Pour nous, qui est Jésus ?

Rédigé par un moine de Triors le dans Religion

Pour nous, qui est Jésus ?

L’homélie de la messe du 12 septembre 2021 à Budapest pour la clôture du congrès eucharistique mondial.

La fête du Saint Nom de Marie fut instaurée par Innocent XI à la suite de la bataille de Vienne et la victoire miraculeuse sur les Turcs par le roi polonais Jean III Sobieski. En cette fête, cachée cette année par le dimanche, le Pape a clôturé le congrès eucharistique mondial de Budapest, ville dans laquelle s’était tenu le même congrès eucharistique mondial en 1938. À l’époque, Pie XII avait envoyé un légat pontifical et donné sa bénédiction urbi et orbi de Rome. Le même jour en Pologne était béatifié le cardinal Stefan Wyszynski figure de proue de l’Église polonaise, spécialement pour sa lutte contre le communisme. Toute sa vie, il avait donné la bonne réponse à la question de Jésus à ses Apôtres : « Pour vous, qui dites-vous que je suis ? »

Cette question posée par le Pape dans son homélie est en fait une question fondamentale pour tous. Nous devons nous la poser souvent. Pour moi qui est Jésus ? De la réponse que nous donnerons à cette question, dépend la qualité de notre vie entière. Oui, le Seigneur pose cette question à chacun de nous. Si nous devons certes y répondre par la réponse de la foi et du catéchisme : « Jésus est le Fils de Dieu consubstantiel au Père et à l’Esprit Saint », cette réponse ne suffirait pourtant pas si elle ne devenait pas personnelle et entrait vraiment dans notre vie. Les autres doivent pouvoir voir que je suis chrétien et que je vis en conformité avec ma foi. Une réponse hypocrite, simplement formulée mais contredite dans nos attitudes, serait pire que tout. N’oublions jamais que c’est de notre réponse personnelle que naîtra notre vocation de chrétien et de disciple du Christ. Cette réponse sera donnée comme pour les Apôtres à travers trois moments clés. En premier lieu l’annonce de Jésus. Pierre a répondu en tant que chef du collège apostolique : « Tu es le Christ ». C’est la version selon saint Marc.
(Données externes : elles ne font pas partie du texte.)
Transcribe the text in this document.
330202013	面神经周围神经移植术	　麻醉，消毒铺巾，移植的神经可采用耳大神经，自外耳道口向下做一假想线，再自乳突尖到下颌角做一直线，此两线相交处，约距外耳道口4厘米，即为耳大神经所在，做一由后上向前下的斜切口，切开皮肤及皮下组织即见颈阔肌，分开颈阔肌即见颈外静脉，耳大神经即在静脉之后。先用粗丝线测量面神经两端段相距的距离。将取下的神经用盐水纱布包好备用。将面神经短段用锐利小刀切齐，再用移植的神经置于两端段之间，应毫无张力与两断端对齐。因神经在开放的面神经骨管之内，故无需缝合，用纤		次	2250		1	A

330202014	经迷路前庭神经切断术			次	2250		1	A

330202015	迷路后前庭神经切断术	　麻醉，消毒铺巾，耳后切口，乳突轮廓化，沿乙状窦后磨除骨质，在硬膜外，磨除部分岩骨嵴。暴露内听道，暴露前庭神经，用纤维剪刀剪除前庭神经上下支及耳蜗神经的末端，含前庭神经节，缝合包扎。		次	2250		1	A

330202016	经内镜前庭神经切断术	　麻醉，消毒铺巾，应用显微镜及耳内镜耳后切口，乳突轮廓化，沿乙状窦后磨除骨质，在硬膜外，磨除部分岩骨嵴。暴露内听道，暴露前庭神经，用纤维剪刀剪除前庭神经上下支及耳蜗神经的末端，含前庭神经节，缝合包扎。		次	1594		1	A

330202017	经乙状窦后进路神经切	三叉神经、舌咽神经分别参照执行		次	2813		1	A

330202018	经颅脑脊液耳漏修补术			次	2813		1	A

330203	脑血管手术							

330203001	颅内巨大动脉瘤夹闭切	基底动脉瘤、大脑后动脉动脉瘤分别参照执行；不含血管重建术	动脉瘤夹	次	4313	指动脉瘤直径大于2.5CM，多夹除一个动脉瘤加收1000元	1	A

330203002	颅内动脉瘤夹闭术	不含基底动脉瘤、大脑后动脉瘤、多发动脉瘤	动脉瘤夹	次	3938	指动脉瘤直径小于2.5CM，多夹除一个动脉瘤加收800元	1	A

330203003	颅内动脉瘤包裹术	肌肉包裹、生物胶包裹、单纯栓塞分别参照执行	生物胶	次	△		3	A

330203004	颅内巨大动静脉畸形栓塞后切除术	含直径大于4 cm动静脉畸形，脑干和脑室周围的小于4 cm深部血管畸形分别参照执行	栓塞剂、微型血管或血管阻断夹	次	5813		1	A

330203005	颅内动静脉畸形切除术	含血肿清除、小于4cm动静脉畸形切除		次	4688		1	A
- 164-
À propos du deuxième évangile les exégètes parlent de « secret messianique ». De fait, après la réponse de Pierre, Jésus ordonne « de ne parler de lui à personne ». Pourquoi une interdiction aussi drastique ? En saint Marc la réponse de Pierre est en un certain sens incomplète. Affirmer la messianité de Jésus ne suffit pas, car il y a des fausses messianités. Jésus lui-même nous a mis en garde. Il faut juger non selon les hommes mais selon Dieu. Jésus commence, à partir de ce moment, à révéler son identité pascale annonçant la Croix et l’Eucharistie. Sa mission passe par l’humiliation de la croix, selon la sagesse de Dieu, et non selon celle du monde.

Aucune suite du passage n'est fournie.